Dr. Corrigan acknowledges the significant obstacles to successful practice guideline implementation:
- Guidelines are developed by various sources, particularly specialty societies, who do not always coordinate their activities. Physicians are left with overlapping and sometimes contradictory guidelines for managing the same disease or condition.
- Guidelines must be maintained and kept current, or physicians will lose confidence and not follow them.
- Guidelines are of varying quality. Some provide clear clinical direction; others are not written in a way that physicians can clearly translate into clinical practice.
- There are significant gaps in the evidence basis for guideline development. Much more comparative effectiveness research needs to be conducted to develop more valid and meaningful guidelines.
- Guidelines must be communicated effectively to physicians, making them available and convenient at the point of clinical care. Electronic health records with user-friendly decision support functions show great promise in “making the right thing the easy thing to do.”

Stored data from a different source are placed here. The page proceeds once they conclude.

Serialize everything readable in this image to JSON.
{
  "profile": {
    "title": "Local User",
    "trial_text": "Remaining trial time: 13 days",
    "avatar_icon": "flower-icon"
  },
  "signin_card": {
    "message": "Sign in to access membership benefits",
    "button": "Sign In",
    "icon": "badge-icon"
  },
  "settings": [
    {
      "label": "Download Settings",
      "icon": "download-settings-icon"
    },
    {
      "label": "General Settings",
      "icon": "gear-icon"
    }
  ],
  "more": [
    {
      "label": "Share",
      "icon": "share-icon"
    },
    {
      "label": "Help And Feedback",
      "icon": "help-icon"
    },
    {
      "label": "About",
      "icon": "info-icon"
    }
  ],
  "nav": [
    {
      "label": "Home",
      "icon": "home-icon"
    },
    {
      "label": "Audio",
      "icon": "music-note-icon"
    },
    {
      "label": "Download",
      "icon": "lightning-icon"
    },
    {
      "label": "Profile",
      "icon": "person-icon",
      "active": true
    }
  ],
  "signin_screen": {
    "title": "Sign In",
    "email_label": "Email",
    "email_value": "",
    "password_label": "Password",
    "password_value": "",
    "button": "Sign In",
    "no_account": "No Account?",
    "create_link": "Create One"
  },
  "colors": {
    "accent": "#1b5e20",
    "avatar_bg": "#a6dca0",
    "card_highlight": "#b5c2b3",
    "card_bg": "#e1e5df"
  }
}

- The fee-for-service payment system encourages greater volume of services, irrespective of guideline recommendations.
Physicians also recognize inherent limitations of guidelines. “Guidelines typically apply across populations. Adding levels of clinical complexity gets further away from a guideline’s applicability. Many physicians will tell you that the patient in front of them is a special case requiring a modification of the protocol,” Dr. Boutwell explains. For example, diabetic management guidelines are based on what is best for a population of diabetics, versus what is best for said hospitalist’s patient who has eight co-morbidities, one of which is diabetes, Boutwell notes. “Guidelines come disease-specific. Patients don’t,” she adds.
Nevertheless, Dr. Boutwell notes, there are robust guidelines and the IHI tries to help front-line physicians and care teams to implement them reliably and effectively.
An obstacle that inhibits hospitalists from implementing guidelines in an optimal fashion “is that we’re not one specialty—we deal with it all—and that complexity can be overwhelming. There is no central repository where all of the guidelines can be found in one place,” according to William T. Ford, MD, FHM, program medical director for Cogent Healthcare and section chief of hospital medicine for Temple University Hospital in Philadelphia.
Make Guidelines Work
Researchers say guidelines are most successful when they are well-supported and uncomplicated, backed by strong leadership and sufficient resources, and are used as “rallying points” to stimulate interdependent and collaborative care among physicians, nurses, pharmacists, equipment suppliers, administrators, and patients.
“Guidelines are really the foundation for determining best practices,” Dr. Torcson says. “There is no shortage of excellent guidelines, or proof that specific interventions do improve outcomes. The key is achieving more uniform implementation. We need tools like pre-printed orders in electronic health records (EHR) to effectively integrate these guidelines into hospitalists’ practice.”
More widespread EHR adoption with user-friendly medical decision-support systems will play a huge role in boosting guideline adoption and effectiveness, says Mary Nix, MS, MT(ASCP)SBB, health science administrator at AHRQ and project officer for the agency’s Center for Outcomes and Evidence.
Dr. Ford says HM groups must evaluate the top 10 to 15 diagnosis-related groups (DRGs) that they see each day (e.g., congestive heart failure, acute kidney failure, pneumonia, cellulitis, or acute coronary syndrome) and come to consensus on which guidelines best address them.